III. The third stage is Saul’s getting rid of David. The growing awe of him is marked in verses 12 and 15, and the word in the latter verse is stronger than that in the former. It is a pathetic picture of the gradual creeping over a strong man of a nameless terror. Ever-thickening folds of cold dread, like a wet mist, wrap a soul once bright and energetic. And the reason is twofold: first, that God had left that tempestuous, rebellious soul because it had left Him; and second, that, in its desolate solitude, in which there was no trace of softening or penitence, that lightning-riven soul knew that the sunshine, which it had repelled, was now pouring on David. Saul’s suspicions were hardened into certainties. He was sure now that what his jealousy had whispered, when the women chanted their chorus, was grim fact. And he could but helplessly watch his supplanter’s steady advance in favour with men and God.

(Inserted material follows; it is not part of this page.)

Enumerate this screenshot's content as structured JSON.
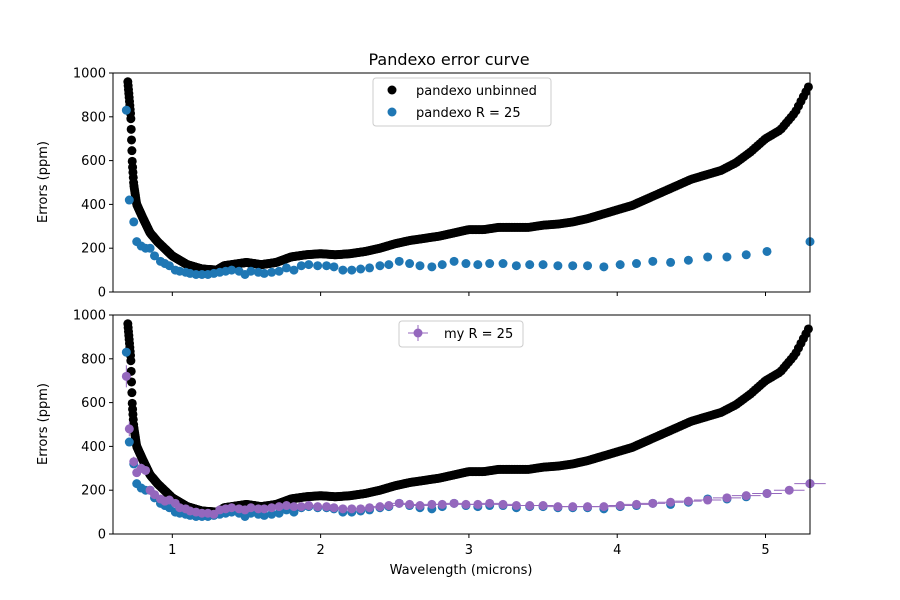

The two processes of growing darkness and growing light go on side by side in the two men, and each makes the other more striking by contrast. Twice is it repeated that Saul was in awe of David. Twice is it repeated that Jehovah was with David, and that he ‘behaved himself wisely,’ which last statement includes in the Hebrew word both the idea of prudence and that of success. So, on the one hand, there is a steady growth in all good, godly, and happy qualities and experiences; and on the other, a tragical increase of darkness and gloom, godlessness and despair. And yet Saul had begun so well! And Saul might have been what David was,— companioned by God, prosperous, and the idol of his people. Two souls stand side by side for a moment on the same platform, with the same divine goodness and love encircling them, and the one steadily rises, while the other steadily sinks. How awful are the endless possibilities of progress in either direction that lie open for every soul of man!